We will review the winning solutions with our internal team and discuss how they can be taken forward to a proof of concept stage. This will allow us to map out a work programme to evaluate the solution more fully. Depending on the timing and complexity, we may need to seek additional funding to progress the idea as part of the next phase of Sanitation Ventures.
Inherent in your Challenge is the idea that there should be an economic opportunity for communities to resell the BSF larvae after they’ve done their job. How does this work and who might benefit?
BSF larvae have high potential value. Harvested at their prepupae stage, they can readily and efficiently be processed to produce high-protein animal feed and oil/ biodiesel and soil conditioner. Demand is rising for all of these in developing countries. So there are multiple revenue streams possible. We think these will benefit not just the entrepreneurs running such businesses but also the latrine user, who may receive a small fee for the use of their latrine. We haven’t fully explored all the possible models – a business could be run on a community basis, or on a service provision basis, or on an individual household basis.
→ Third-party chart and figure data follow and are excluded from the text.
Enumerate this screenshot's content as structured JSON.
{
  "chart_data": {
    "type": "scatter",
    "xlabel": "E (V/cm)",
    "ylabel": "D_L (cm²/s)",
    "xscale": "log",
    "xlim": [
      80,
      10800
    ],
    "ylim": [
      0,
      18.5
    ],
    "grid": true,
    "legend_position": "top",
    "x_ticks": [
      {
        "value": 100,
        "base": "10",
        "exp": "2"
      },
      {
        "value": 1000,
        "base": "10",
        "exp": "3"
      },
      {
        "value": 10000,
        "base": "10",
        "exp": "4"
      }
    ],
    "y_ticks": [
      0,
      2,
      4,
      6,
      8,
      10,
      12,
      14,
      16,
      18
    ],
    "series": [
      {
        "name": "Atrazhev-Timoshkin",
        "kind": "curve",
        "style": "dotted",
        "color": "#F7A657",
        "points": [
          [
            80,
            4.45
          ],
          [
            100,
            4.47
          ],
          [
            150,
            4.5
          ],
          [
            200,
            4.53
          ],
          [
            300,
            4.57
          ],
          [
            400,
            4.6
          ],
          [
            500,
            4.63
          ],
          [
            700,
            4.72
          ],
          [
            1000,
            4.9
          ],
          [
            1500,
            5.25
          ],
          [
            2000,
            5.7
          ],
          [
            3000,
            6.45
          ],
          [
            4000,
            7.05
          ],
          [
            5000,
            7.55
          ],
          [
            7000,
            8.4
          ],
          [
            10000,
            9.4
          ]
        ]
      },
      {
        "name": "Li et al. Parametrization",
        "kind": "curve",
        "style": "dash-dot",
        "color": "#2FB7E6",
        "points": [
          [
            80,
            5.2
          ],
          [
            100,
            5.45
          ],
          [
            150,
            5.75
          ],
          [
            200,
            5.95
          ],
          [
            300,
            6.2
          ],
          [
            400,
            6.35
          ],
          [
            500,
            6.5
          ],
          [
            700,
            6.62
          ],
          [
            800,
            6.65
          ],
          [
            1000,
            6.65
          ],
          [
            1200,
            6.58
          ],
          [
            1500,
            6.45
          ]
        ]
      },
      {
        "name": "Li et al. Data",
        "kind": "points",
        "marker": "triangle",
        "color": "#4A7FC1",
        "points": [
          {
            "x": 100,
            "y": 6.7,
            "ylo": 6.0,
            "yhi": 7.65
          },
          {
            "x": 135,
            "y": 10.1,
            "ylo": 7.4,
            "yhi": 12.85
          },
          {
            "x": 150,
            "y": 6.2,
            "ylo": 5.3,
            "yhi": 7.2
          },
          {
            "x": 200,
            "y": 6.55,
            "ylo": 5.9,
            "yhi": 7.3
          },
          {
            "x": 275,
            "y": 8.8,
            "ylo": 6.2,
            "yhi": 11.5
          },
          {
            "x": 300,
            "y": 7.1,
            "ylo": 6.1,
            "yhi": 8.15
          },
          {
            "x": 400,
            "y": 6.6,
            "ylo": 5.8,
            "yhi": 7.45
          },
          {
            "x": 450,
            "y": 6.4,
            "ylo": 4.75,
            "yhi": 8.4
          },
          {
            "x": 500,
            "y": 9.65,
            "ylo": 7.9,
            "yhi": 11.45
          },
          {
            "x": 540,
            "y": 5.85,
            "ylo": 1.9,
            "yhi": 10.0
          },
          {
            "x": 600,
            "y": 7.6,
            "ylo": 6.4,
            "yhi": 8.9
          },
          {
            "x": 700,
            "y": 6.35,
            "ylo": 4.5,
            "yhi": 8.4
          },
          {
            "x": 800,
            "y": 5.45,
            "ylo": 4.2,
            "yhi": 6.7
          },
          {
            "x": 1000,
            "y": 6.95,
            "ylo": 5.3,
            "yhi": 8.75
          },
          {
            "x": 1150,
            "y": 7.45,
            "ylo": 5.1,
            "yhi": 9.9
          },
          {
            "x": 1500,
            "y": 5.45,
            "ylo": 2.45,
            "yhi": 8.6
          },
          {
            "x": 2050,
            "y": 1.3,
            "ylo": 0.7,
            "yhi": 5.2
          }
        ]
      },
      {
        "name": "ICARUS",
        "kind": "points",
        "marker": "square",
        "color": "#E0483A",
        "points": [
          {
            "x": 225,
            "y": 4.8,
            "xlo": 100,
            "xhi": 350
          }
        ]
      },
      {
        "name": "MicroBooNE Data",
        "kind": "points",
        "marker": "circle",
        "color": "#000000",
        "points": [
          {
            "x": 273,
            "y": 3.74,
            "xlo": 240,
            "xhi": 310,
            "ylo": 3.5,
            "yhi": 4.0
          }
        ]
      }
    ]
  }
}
This topic is one that may make some people a bit squeamish. How do you help people get past this initial reaction so that they are motivated to work on the problem?
We understand that – it’s a perfectly natural reaction! The motivation comes from knowing that we can make a real difference to people’s daily lives by making their sanitation more dignified. We’ve visited many communities in the course of our research where people suffer on a daily basis from living with pit latrines that need emptying. Often this means stark financial choices. In Tanzania, Amina, a mother with minimal income, told us the cost of emptying her latrine was the same as two years’ school fees for one of her children. Seventeen people use her latrine, which is full – but she can’t afford to have it emptied.
Ultimately, this is a problem about people’s quality of life – whether parents are healthy enough to work and earn an income for their families, and children are well enough to go to school and learn, so they can have a decent future. It’s incredibly unpleasant for people to have to live with inadequate sanitation in their homes, and causes real worry, embarrassment and expense.
If you live with good sanitation, it’s easy to take for granted. You don’t really give it a second thought, because it removes waste so effectively. But imagine trying to keep your home clean and your family healthy without it. So the Challenge is really about improving poor people’s health and livelihoods across the world – in a sustainable and environmentally safe way. This will reduce their exposure to disease and free up income that can be used to support their families.
Will the solution to this Challenge be applicable to other issues in the developing world?
There’s a real shortage of protein for animal feed at the moment so potentially this approach could really help in that respect.
Is there anything else you’d like our Solvers to know about the Challenge or about your organization?
The site also has details of other on-site sanitation concepts we’re exploring (including Tiger worms and enzymes), as well as our scientific research and how to contact us. We’re very open to any ideas people have on those too, so please get in touch with your comments.
Our success depends on bringing together people and ideas from many different backgrounds, so we’re especially grateful to InnoCentive and the Solver Community for making this Challenge possible.
Fantastic - thank you so much for talking with us - good luck with your Challenge!